Ra of Saurashtra (reign: 1308-1331 CE)

Mahipala I (Note: Older chronology mentions him as Mahipala IV.) was a Chudasama king of Saurashtra region of western India who reigned from 1308 CE to 1331 CE (VS 1364 to VS 1387). (Note: His rule ended in 1325 according to Parikh. But there is an inscription dated 1329 CE in Hatansi inscription, now Bhavnagar Museum.) His capital was at Junagadh.

==Reign==
Mahipala succeeded his father (Note: Navaghana is also mentioned as Mahipala's brother.) Navaghana and repaired the Somnath temple which his father could not do and gave much money for religious uses. It is known that, at least till 1301, Vayajaladeva of Vaja dynasty was a local ruler of Prabhas Patan where Somanath temple is situated. So he must have defeated Muslim administrator with his cooperation and repaired the temple.
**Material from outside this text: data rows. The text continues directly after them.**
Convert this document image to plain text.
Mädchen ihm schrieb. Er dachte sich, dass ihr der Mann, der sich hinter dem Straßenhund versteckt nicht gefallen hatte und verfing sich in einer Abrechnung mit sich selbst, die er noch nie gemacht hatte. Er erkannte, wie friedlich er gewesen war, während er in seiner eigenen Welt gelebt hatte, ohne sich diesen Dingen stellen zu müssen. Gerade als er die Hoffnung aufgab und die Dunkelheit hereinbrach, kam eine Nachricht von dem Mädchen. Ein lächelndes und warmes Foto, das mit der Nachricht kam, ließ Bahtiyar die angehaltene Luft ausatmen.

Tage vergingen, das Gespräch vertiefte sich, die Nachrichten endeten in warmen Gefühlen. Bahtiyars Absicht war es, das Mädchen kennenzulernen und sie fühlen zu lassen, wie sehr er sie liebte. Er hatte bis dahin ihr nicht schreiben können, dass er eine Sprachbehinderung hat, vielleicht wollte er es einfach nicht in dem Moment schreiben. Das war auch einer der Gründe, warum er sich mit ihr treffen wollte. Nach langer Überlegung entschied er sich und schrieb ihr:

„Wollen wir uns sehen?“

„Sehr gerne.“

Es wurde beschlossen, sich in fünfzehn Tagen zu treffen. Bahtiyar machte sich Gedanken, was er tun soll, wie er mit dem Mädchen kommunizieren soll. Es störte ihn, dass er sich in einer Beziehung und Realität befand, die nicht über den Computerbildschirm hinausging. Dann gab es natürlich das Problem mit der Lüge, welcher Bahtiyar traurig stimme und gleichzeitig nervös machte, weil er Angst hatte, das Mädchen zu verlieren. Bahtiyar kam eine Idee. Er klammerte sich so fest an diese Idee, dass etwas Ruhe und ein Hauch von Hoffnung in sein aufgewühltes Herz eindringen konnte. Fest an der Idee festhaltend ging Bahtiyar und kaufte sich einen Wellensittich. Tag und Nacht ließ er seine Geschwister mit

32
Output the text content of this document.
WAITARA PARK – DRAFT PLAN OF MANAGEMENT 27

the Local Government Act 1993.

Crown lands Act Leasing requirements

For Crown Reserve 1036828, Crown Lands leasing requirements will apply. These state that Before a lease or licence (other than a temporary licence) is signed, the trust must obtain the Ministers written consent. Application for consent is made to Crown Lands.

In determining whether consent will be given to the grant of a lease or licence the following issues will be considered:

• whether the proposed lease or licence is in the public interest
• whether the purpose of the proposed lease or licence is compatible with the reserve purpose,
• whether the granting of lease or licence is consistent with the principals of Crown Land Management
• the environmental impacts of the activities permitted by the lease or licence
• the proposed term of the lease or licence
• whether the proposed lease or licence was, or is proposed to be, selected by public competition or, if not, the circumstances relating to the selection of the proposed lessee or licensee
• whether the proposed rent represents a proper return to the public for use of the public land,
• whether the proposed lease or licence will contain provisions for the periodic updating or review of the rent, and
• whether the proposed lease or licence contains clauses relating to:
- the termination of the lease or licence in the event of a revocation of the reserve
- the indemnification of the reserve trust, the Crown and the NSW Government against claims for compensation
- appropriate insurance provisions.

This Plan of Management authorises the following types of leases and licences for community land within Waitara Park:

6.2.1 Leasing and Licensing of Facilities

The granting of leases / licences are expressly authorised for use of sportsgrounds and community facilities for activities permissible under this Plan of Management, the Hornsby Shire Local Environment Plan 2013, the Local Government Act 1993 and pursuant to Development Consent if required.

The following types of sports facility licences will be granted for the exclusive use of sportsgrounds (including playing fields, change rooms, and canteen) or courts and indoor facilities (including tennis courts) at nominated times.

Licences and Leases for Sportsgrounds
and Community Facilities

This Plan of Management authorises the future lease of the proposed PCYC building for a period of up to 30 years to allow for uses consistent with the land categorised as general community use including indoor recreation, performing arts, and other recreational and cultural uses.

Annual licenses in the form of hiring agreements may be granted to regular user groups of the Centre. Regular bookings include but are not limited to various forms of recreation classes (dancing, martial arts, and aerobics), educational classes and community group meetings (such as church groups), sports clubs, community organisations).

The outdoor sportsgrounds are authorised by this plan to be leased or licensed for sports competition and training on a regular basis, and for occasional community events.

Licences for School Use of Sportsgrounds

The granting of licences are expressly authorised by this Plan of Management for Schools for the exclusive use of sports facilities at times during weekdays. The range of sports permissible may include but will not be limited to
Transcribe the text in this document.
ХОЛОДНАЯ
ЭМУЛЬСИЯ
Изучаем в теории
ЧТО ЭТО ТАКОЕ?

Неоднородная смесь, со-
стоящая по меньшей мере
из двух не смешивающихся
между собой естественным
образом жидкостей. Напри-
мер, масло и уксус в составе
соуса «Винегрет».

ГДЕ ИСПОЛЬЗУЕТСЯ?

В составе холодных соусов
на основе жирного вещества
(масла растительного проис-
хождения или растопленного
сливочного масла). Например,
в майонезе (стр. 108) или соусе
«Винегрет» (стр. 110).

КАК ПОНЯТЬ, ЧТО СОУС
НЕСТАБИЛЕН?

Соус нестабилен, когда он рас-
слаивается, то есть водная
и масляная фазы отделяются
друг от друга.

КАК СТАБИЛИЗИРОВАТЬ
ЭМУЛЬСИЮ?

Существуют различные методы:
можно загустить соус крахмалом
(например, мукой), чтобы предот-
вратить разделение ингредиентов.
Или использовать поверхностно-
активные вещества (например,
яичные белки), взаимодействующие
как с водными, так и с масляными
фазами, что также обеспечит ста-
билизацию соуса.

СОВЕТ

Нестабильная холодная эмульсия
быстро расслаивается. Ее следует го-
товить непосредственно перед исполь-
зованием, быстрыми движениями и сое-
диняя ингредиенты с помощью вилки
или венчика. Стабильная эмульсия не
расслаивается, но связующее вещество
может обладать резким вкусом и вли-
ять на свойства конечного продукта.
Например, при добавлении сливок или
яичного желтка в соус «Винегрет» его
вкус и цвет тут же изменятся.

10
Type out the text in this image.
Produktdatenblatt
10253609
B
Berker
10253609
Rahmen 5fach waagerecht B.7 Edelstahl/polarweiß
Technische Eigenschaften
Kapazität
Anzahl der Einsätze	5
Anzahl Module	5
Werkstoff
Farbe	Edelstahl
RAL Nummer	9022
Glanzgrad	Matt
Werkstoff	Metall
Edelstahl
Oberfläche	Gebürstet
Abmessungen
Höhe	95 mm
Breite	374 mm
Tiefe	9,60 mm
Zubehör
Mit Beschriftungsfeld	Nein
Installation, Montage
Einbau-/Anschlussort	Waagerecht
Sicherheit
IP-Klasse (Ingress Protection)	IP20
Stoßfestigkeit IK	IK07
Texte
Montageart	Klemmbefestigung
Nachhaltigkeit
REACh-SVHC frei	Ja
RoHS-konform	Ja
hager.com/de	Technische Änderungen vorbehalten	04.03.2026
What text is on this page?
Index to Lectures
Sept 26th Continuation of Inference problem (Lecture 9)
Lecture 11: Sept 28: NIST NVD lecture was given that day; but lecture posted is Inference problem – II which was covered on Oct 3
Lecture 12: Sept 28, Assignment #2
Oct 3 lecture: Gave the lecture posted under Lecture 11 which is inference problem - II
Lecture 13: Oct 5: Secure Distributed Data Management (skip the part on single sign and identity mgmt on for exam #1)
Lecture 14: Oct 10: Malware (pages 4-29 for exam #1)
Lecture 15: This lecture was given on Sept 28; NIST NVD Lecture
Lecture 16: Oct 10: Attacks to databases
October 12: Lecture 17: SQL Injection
He was succeeded by his son Khengara.

==Inscriptions==
He is mentioned in the inscriptions in Sodhali Vav, a stepwell in Mangrol (VS 1375/1319 CE); on the stone slab found from Hatansi, now in Bhavnagar Museum (VS 1387/1329 CE); at Jain temple on Girnar hill (date missing); and there is an inscription dated VS 1371 (1315 CE), likely from Shatrunjaya hill, commemorating the installation of an image in the Śatruṃjaya Ādinātha temple of the rāṇaka (vassal king) Mahīpāla, who is probably identical to Mahipala I. He is also mentioned in the genealogy in inscriptions at Revati Kund near Damodar Kund, Junagadh (VS 1472/1417 CE) and at Neminath Temple (c. VS 1510/c. 1454 CE) on Girnar.